Gene suspected in certain skin cancers

U. TEXAS-AUSTIN (US) — The discovery of a gene that plays a role in susceptibility to nonmelanoma skin cancer could lead to novel strategies for its prevention.

“Studies related to this gene indicate that it plays a role in the tumor promotion stage of skin carcinogenesis, which is the process whereby premalignant cells undergo expansion and acquire additional characteristics associated with malignancy,” says John DiGiovanni, professor in the college of pharmacy at the University of Texas-Austin.

The mechanism by which the newly discovered gene, called Gsta4, modifies skin tumor development, however, has not been determined.

Preliminary results suggest the gene may play a role in other cancers, including several pediatric cancers such as leukemia and lymphoma as well as melanoma.

The research was published in the Journal of the National Cancer Institute.

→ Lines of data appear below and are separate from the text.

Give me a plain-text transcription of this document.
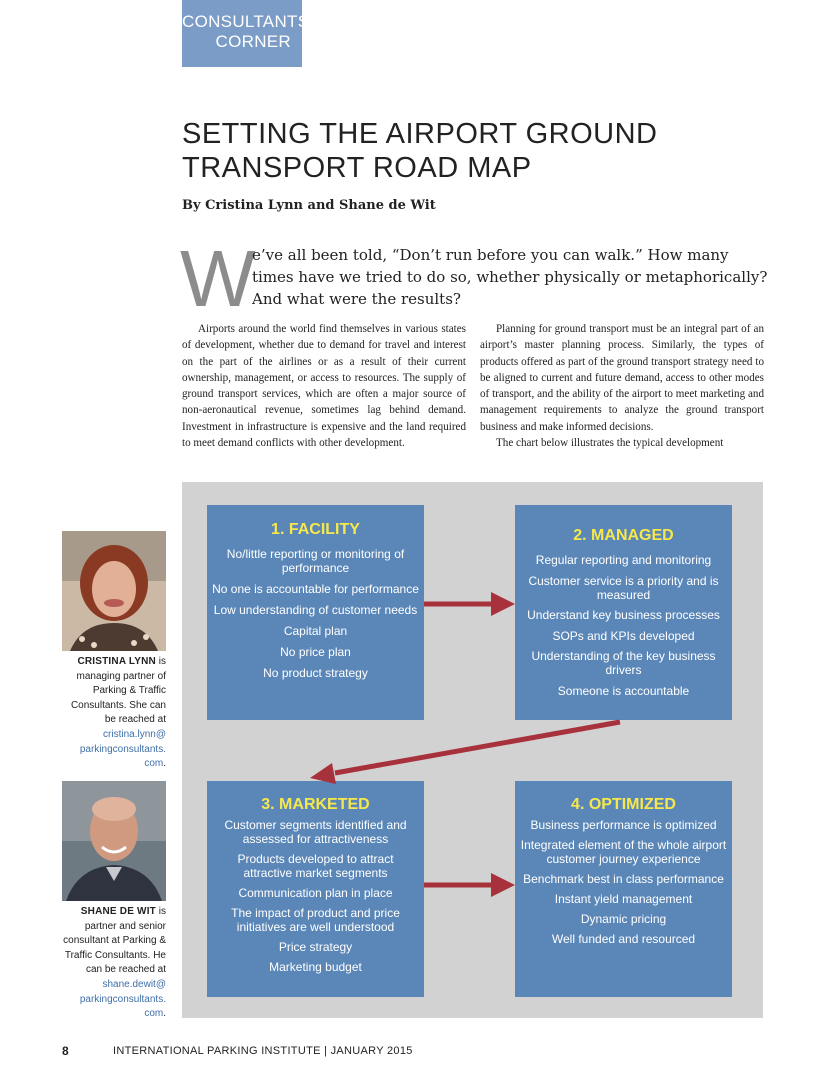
CONSULTANTS
CORNER
SETTING THE AIRPORT GROUND TRANSPORT ROAD MAP
By Cristina Lynn and Shane de Wit
W
e’ve all been told, “Don’t run before you can walk.” How many times have we tried to do so, whether physically or metaphorically? And what were the results?

Airports around the world find themselves in various states of development, whether due to demand for travel and interest on the part of the airlines or as a result of their current ownership, management, or access to resources. The supply of ground transport services, which are often a major source of non-aeronautical revenue, sometimes lag behind demand. Investment in infrastructure is expensive and the land required to meet demand conflicts with other development.

Planning for ground transport must be an integral part of an airport’s master planning process. Similarly, the types of products offered as part of the ground transport strategy need to be aligned to current and future demand, access to other modes of transport, and the ability of the airport to meet marketing and management requirements to analyze the ground transport business and make informed decisions.

The chart below illustrates the typical development

1. FACILITY
No/little reporting or monitoring of performance
No one is accountable for performance
Low understanding of customer needs
Capital plan
No price plan
No product strategy
2. MANAGED
Regular reporting and monitoring
Customer service is a priority and is measured
Understand key business processes
SOPs and KPIs developed
Understanding of the key business drivers
Someone is accountable
3. MARKETED
Customer segments identified and assessed for attractiveness
Products developed to attract attractive market segments
Communication plan in place
The impact of product and price initiatives are well understood
Price strategy
Marketing budget
4. OPTIMIZED
Business performance is optimized
Integrated element of the whole airport customer journey experience
Benchmark best in class performance
Instant yield management
Dynamic pricing
Well funded and resourced
CRISTINA LYNN is managing partner of Parking & Traffic Consultants. She can be reached at cristina.lynn@
parkingconsultants.
com.
SHANE DE WIT is partner and senior consultant at Parking & Traffic Consultants. He can be reached at shane.dewit@
parkingconsultants.
com.
8	INTERNATIONAL PARKING INSTITUTE | JANUARY 2015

Nonmelanoma skin cancer is the most familiar type of malignancy in humans with about one million new patients diagnosed each year. Basal cell carninoma (BCC) and squanous cell carcinoma (SCC) are the most common.

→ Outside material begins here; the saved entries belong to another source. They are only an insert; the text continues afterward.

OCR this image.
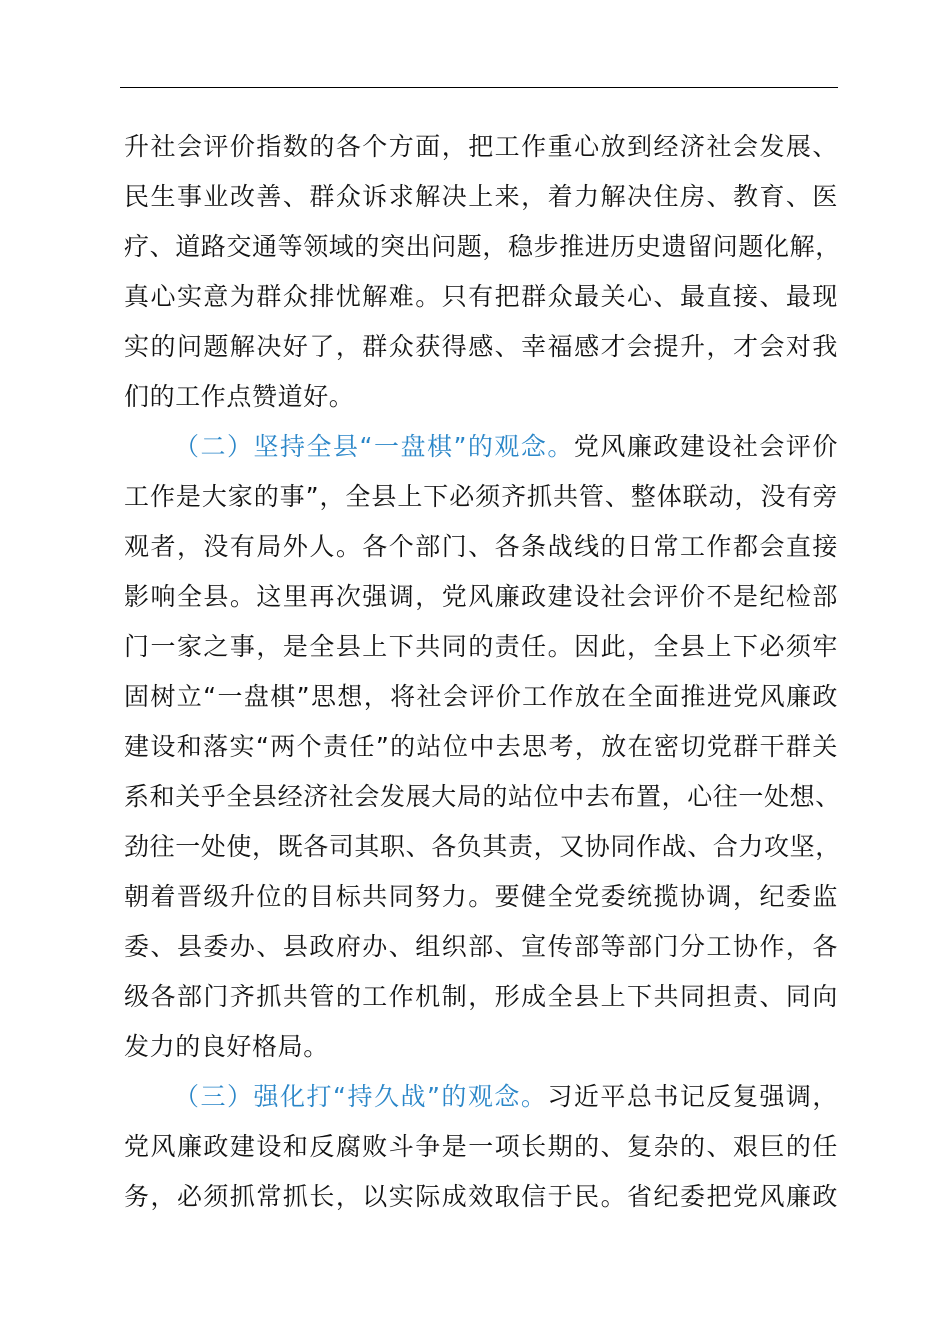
升社会评价指数的各个方面，把工作重心放到经济社会发展、
民生事业改善、群众诉求解决上来，着力解决住房、教育、医
疗、道路交通等领域的突出问题，稳步推进历史遗留问题化解，
真心实意为群众排忧解难。只有把群众最关心、最直接、最现
实的问题解决好了，群众获得感、幸福感才会提升，才会对我
们的工作点赞道好。
（二）坚持全县“一盘棋”的观念。党风廉政建设社会评价
工作是大家的事”，全县上下必须齐抓共管、整体联动，没有旁
观者，没有局外人。各个部门、各条战线的日常工作都会直接
影响全县。这里再次强调，党风廉政建设社会评价不是纪检部
门一家之事，是全县上下共同的责任。因此，全县上下必须牢
固树立“一盘棋”思想，将社会评价工作放在全面推进党风廉政
建设和落实“两个责任”的站位中去思考，放在密切党群干群关
系和关乎全县经济社会发展大局的站位中去布置，心往一处想、
劲往一处使，既各司其职、各负其责，又协同作战、合力攻坚，
朝着晋级升位的目标共同努力。要健全党委统揽协调，纪委监
委、县委办、县政府办、组织部、宣传部等部门分工协作，各
级各部门齐抓共管的工作机制，形成全县上下共同担责、同向
发力的良好格局。
（三）强化打“持久战”的观念。习近平总书记反复强调，
党风廉政建设和反腐败斗争是一项长期的、复杂的、艰巨的任
务，必须抓常抓长，以实际成效取信于民。省纪委把党风廉政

Though they are rarely life threatening, nonmelanoma skin cancers can be disfiguring when not diagnosed and treated in a timely manner. The incidence of nonmelanoma skin cancer (including both BCC and SCC) about equals that of all other human cancers combined.

“The morbidity and economic burden associated with these malignancies continues to escalate,” DiGiovanni says.

“It is hoped that the identification of this susceptibility gene will lead to new strategies for prevention of skin cancers and possibly other cancers in humans.”